Al sinds 2001 delen een wisselende group NEC fans onder de naam De Trouwe Honden op ludieke wijze – soms kritisch, soms uitbundig, maar altijd met hart voor NEC –  hun visie op onze mooie club. In de beginjaren gebeurde dit in papieren vorm medens het DTH fanzine (oorspronkelijk nog ‘Doggystyle’ geheten). Maar in 2008 werden ook wij uiteindelijk meegesleurd in de digitale revolutie en bieden we sindsdien via diverse incarnaties van deze website onze supportersblik online aan. Met ruim twintig jaar kopij onder de riem leek het ons een mooi moment om de oude fanzines weer eens af te stoffen en ons web-archief door te struinen op zoek naar leuke, memorabele en opmerkelijke stukjes, die we vervolgens schaamteloos kunnen herkauwen in deze ‘DTH Classic’ rubriek.

Deze keer nemen we jullie mee naar het jaar 2007 waarin we jullie meenemen in een interview met onze toenmalige technisch directeur Carlos Aalbers.

NEC KAN VAN JURGEN KLINSMANN LEREN

Vlak voor de kerst ging DTH op bezoek bij technisch directeur Carlos Aalbers om de balans op te maken van zijn eerste half jaar in dienst van NEC. Dat de ploeg in de bijzondere donkere dagen aan het slot van 2007 zo in de problemen zou komen, konden we tijdens het gesprek nog niet bevroeden.

Je bent per 1 juli 2007 begonnen na een jarenlange functie als directeur bij McDos. Dat moet wel een overgang geweest zijn.
‘De wereld van het bedrijfsleven is inderdaad wel even anders dan de voetballerij. Bij iedere wisseling van werkgever heb je een tijd nodig om te wennen, maar hier stapte ik in een totaal andere wereld. Daarbij was het direct heel hectisch omdat de transfermarkt open was en ik geen tijd had om even rustig te acclimatiseren. In het voorjaar was ik al regelmatig op de club en als bestuurslid wist ik al wel het een en ander, maar toen ik begon was het toch anders dan je van de buitenkant denkt. Wat dat betreft was ik liever op 1 maart begonnen, want nu begon ik direct met de piek van de transferperiode.’

Je kunt geen opleiding volgen voor technisch directeur van een voetbalclub. Dat lijkt me best lastig.
‘Nee, dat is ook zo, maar het heeft toch wel raakvlakken met het bedrijfsleven. Als ik de verhalen lees met topmanagers, dan hebben ze de top toch vooral bereikt met hard werken, de juiste drive en het leren van hun ervaringen. In de praktijk leer je toch het beste. Zo merkte ik direct dat in deze branche de macht bij de spelers en hun makelaars ligt en niet bij de clubs, de werkgevers.
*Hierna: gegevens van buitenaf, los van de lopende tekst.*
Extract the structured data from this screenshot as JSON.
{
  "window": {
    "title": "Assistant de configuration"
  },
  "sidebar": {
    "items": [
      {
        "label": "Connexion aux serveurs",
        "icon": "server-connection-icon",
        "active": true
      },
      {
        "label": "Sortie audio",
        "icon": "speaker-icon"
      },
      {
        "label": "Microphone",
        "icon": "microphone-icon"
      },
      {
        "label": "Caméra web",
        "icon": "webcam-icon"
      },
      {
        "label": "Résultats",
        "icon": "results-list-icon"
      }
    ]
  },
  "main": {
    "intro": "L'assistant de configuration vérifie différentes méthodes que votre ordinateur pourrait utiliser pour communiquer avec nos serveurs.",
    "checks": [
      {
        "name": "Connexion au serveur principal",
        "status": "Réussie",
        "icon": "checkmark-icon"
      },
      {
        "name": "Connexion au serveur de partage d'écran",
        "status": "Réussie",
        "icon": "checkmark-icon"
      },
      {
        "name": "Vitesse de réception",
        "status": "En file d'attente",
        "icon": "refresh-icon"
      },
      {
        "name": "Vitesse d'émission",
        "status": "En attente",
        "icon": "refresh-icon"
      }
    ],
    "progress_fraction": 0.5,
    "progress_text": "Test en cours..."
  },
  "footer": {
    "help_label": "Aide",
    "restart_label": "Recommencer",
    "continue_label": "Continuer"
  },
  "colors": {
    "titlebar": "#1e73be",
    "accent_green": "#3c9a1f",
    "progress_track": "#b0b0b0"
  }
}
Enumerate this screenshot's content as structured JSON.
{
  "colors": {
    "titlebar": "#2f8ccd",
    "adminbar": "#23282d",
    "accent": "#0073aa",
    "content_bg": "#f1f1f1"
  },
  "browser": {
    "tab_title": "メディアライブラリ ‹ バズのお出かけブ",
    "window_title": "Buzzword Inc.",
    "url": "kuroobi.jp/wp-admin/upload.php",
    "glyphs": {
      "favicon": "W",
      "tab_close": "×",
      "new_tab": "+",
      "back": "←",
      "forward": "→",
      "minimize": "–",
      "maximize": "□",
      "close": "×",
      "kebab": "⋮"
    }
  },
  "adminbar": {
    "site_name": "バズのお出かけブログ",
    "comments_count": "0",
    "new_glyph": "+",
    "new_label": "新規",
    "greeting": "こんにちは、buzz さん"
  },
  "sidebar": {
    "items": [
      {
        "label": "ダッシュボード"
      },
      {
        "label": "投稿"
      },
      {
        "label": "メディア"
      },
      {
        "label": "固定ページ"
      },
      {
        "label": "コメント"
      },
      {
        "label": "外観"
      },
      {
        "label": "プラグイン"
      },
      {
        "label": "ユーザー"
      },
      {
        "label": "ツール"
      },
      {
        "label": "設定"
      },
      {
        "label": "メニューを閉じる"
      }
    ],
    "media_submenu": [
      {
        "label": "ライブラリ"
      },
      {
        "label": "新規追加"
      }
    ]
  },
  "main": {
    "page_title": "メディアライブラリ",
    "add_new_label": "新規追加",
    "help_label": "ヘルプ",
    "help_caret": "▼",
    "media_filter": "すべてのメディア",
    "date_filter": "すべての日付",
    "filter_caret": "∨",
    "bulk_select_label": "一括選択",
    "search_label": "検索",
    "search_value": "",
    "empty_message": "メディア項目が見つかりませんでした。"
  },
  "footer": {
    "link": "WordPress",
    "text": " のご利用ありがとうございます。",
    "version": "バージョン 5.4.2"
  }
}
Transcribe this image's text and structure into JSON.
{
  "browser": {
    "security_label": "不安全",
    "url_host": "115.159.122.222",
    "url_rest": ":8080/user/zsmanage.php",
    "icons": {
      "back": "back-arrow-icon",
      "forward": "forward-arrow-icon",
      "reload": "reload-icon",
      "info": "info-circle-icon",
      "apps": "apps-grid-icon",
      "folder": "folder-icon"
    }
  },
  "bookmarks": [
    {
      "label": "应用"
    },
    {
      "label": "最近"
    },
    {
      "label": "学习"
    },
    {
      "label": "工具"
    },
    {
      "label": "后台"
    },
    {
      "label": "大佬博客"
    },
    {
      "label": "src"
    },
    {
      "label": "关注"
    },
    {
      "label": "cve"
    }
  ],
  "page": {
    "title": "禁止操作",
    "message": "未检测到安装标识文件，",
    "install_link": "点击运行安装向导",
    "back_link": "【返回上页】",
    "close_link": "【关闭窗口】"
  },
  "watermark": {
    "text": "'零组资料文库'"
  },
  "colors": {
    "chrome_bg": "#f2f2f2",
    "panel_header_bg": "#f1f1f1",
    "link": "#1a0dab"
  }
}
Zo was de situatie met Olaf Lindenbergh voor mij opmerkelijk. Nou komt het in het bedrijfsleven ook voor dat iemand meerdere bedrijven aan het lijntje houdt, maar hier leek het al rond te zijn. Hij had een goed gevoel bij NEC, ook na tussentijdse gesprekken met NAC, maar intussen moest zijn contract met Ajax ontbonden worden. Dat duurde erg lang. Uiteindelijk was dat geregeld en hadden we ook een persoonlijk akkoord met hem, maar ging het toch niet door. Zelfs zijn zaakwaarnemer begreep het niet goed. Op dat moment was ik nog vrij open naar de pers, waardoor de interesse al vroegtijdig in de krant stond, maar sindsdien doe ik dat anders. Als je nu ergens leest, dat NEC bezig is met speler A of B, dan komt dat niet meer van mij af. Alleen als er een quote van mij in het artikel staat, dan mag je aannemen dat we daadwerkelijk iets naar buiten hebben gebracht.’

Welke informatiebronnen gebruikt NEC bij het zoeken naar nieuwe spelers? De grote clubs hebben vaak een abonnement op een database.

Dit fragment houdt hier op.